There are about 162 complaints being investigated against police across France including the loss of hands, limbs and eyes.
The police have been far from unscathed themselves. The yellow vest protests have often been violent and aggressive, with scores of cars set alight and businesses ransacked. The latest tactic has been to fire excrement and sometimes acid at police. Broken bottles and concrete blocks have also been used by protesters.
But the use of rubber bullets should have a particular resonance in Ireland. Have we already forgotten people like Richard Moore, the founder of charity Children in Crossfire, who was blinded in 1972 by a rubber bullet when a British soldier fired one from a distance of 10ft as Moore ran past a lookout post? In the same year, 11-year-old Francis Rowntree was killed by a rubber bullet in Belfast. When the British forces replaced rubber bullets with plastic rounds in 1973, a further 14 people died, half of whom were children.
The French continue to insist the weapons they use for crowd control, including the notorious “flashballs” are non-lethal.
While violent protest is never justified, arguably the yellow vests’ protests would never have happened at all if people struggling to make ends meet had not felt so ignored in their own country.
Representing the rich
From the beginning, Macron was dubbed the “president for the rich”, with more than a little justification. While Macron’s attempt to take action on climate change was laudable at one level, it made the fatal mistake of heaping the burden on those least able to pay. France has one of the highest levels of unemployment in the EU.
While violent protest is never justified, arguably the yellow vests' protests would never have happened if people had not felt so ignored in their own country
Macron was reduced to firing money at the problem. Belatedly, the monthly minimum wage has risen by €100 and elderly people no longer have to pay a controversial tax on pensions. This largesse puts him in the same economic league as the Italians – breaching EU fiscal targets.
None of this deters Macron from declaring the way forward for Europe. It seems very few commentators are willing to ask the pertinent question: if your own citizens think you are arrogant and out-of-touch, what gives you the right to pick up the mantle soon to be set aside by Angela Merkel?
Macron is one of a new breed of leaders – mediagenic and invested in rhetoric. Such leaders should perhaps meditate on the fate of Tony Blair.
Certainly, some of the illiberal forces emerging in Europe are frightening, with disturbing echoes of the 1930s. But is the correct response always more European institutions?
Macron proposes a European agency for the protection of democracies. He wants a common border force and European asylum force under the authority of a European council for internal security. While drawing back from an explicit reference to a European army, he wants "increased defence spending, a truly operational mutual defence clause, and the European Security Council with the United Kingdom on board to prepare our collective decisions". He wants a European climate bank and a European Food Safety force.
Impenetrable scale
In short, he wants an expansion of EU powers in exactly the kind of way that makes many Europeans feel alienated.
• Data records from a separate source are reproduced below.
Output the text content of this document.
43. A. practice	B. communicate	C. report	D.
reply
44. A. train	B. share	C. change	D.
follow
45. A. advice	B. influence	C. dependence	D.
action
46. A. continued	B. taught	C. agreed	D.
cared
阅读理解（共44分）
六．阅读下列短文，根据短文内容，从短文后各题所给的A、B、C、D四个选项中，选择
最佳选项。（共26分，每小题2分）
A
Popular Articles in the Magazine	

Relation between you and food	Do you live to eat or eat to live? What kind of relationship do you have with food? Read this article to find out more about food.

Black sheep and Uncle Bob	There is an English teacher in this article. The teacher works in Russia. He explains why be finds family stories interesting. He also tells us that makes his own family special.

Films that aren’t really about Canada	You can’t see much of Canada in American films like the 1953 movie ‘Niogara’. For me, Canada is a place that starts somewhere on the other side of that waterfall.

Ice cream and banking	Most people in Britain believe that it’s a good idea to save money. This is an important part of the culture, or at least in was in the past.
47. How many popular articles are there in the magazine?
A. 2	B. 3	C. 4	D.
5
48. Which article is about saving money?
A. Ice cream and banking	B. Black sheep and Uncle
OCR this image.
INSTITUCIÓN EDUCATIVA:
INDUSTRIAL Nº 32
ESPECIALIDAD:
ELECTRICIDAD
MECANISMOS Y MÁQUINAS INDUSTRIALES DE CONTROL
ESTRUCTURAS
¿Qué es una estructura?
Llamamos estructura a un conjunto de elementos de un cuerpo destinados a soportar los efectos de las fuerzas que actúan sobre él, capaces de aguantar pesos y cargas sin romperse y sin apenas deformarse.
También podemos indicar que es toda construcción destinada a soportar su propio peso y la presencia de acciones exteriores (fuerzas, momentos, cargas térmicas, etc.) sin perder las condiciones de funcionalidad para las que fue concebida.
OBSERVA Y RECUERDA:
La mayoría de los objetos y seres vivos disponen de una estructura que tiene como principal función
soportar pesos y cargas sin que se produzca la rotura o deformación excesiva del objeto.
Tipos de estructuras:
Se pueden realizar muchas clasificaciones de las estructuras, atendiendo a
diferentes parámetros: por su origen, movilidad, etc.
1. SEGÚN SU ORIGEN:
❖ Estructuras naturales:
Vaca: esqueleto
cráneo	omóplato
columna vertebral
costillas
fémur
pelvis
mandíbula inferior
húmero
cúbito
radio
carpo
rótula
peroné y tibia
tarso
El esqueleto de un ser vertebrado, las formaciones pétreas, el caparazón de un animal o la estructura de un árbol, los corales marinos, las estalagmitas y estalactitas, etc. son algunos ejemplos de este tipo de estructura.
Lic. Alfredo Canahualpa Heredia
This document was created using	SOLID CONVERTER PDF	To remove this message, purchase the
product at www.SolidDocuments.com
It is essential that climate change receives a continent-wide response. No one is suggesting Macron is wrong about everything. It is possible to be apprehensive about the constant expansion of EU powers while remaining a good European.
It is possible to be apprehensive about the constant expansion of EU powers while remaining a good European
The EU’s biggest problem is that its scale makes it impenetrable to the average European. There are 512.6 million people in the EU.
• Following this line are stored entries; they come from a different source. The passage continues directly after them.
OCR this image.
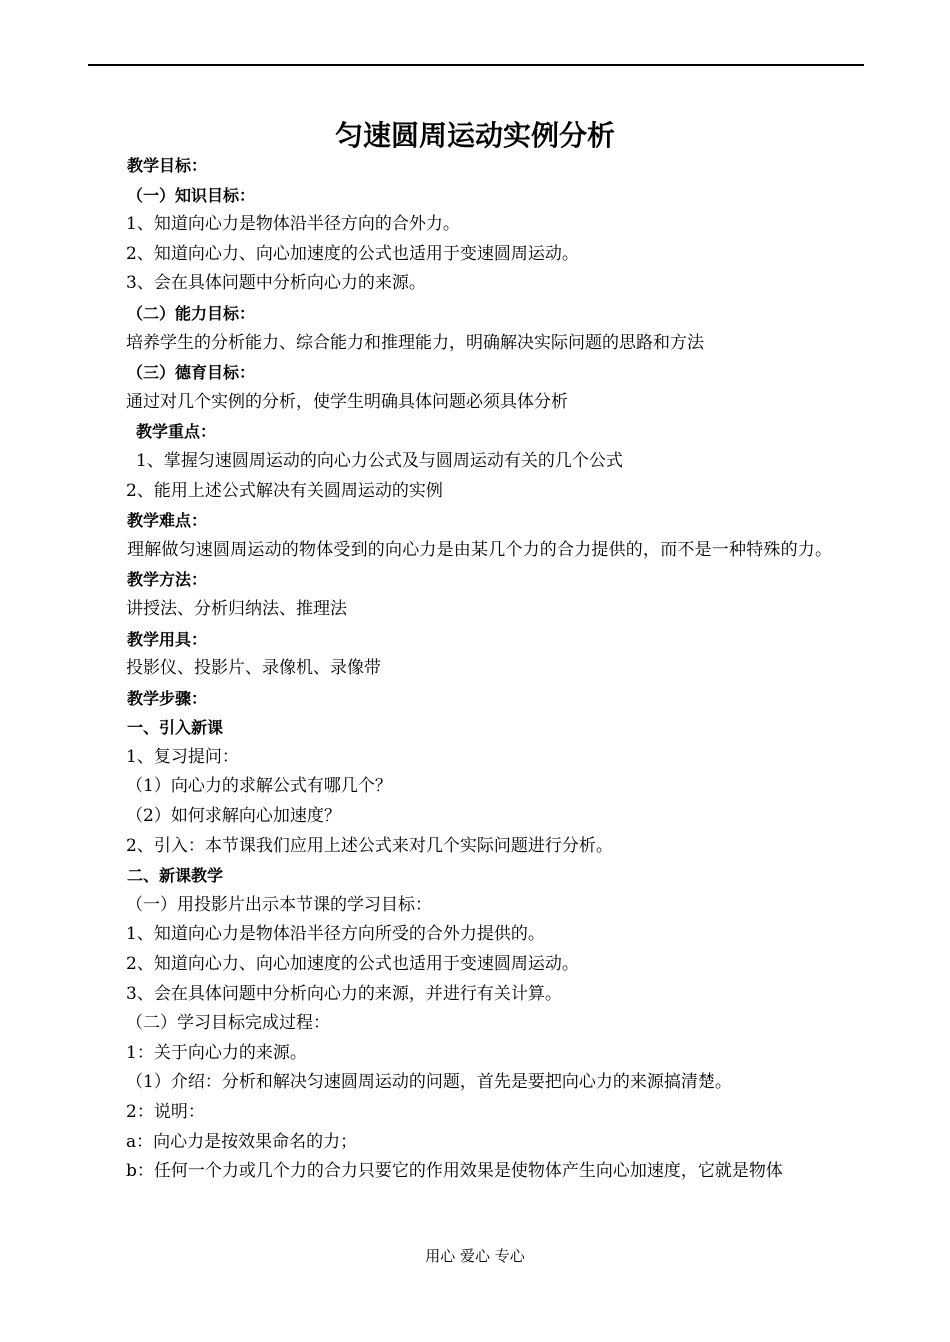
匀速圆周运动实例分析
教学目标：
（一）知识目标：
1、知道向心力是物体沿半径方向的合外力。
2、知道向心力、向心加速度的公式也适用于变速圆周运动。
3、会在具体问题中分析向心力的来源。
（二）能力目标：
培养学生的分析能力、综合能力和推理能力，明确解决实际问题的思路和方法
（三）德育目标：
通过对几个实例的分析，使学生明确具体问题必须具体分析
教学重点：
1、掌握匀速圆周运动的向心力公式及与圆周运动有关的几个公式
2、能用上述公式解决有关圆周运动的实例
教学难点：
理解做匀速圆周运动的物体受到的向心力是由某几个力的合力提供的，而不是一种特殊的力。
教学方法：
讲授法、分析归纳法、推理法
教学用具：
投影仪、投影片、录像机、录像带
教学步骤：
一、引入新课
1、复习提问：
（1）向心力的求解公式有哪几个？
（2）如何求解向心加速度？
2、引入：本节课我们应用上述公式来对几个实际问题进行分析。
二、新课教学
（一）用投影片出示本节课的学习目标：
1、知道向心力是物体沿半径方向所受的合外力提供的。
2、知道向心力、向心加速度的公式也适用于变速圆周运动。
3、会在具体问题中分析向心力的来源，并进行有关计算。
（二）学习目标完成过程：
1：关于向心力的来源。
（1）介绍：分析和解决匀速圆周运动的问题，首先是要把向心力的来源搞清楚。
2：说明：
a：向心力是按效果命名的力；
b：任何一个力或几个力的合力只要它的作用效果是使物体产生向心加速度，它就是物体
用心 爱心 专心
It is impossible to build a sense of a polis, or a real sense of a democratic space. There are 24 official languages (and more than 60 actually spoken) even though the big three – English, French and German – dominate proceedings.
Realistically, how can you build a sense of community or identity with such a vast entity? It is no wonder that the European elections are often used simply as an opportunity to register a protest.
Macron has no feeling for the left-behinds and those for whom globalisation is a net negative rather than a positive. By dismissing people who vote for strongly nationalist parties and those who voted for Brexit as simply deluded victims of fake news, Macron exemplifies precisely the elitist and privileged attitudes that fuel disillusionment. But it is always so much easier to dismiss dissent than to make the effort to engage with and understand it.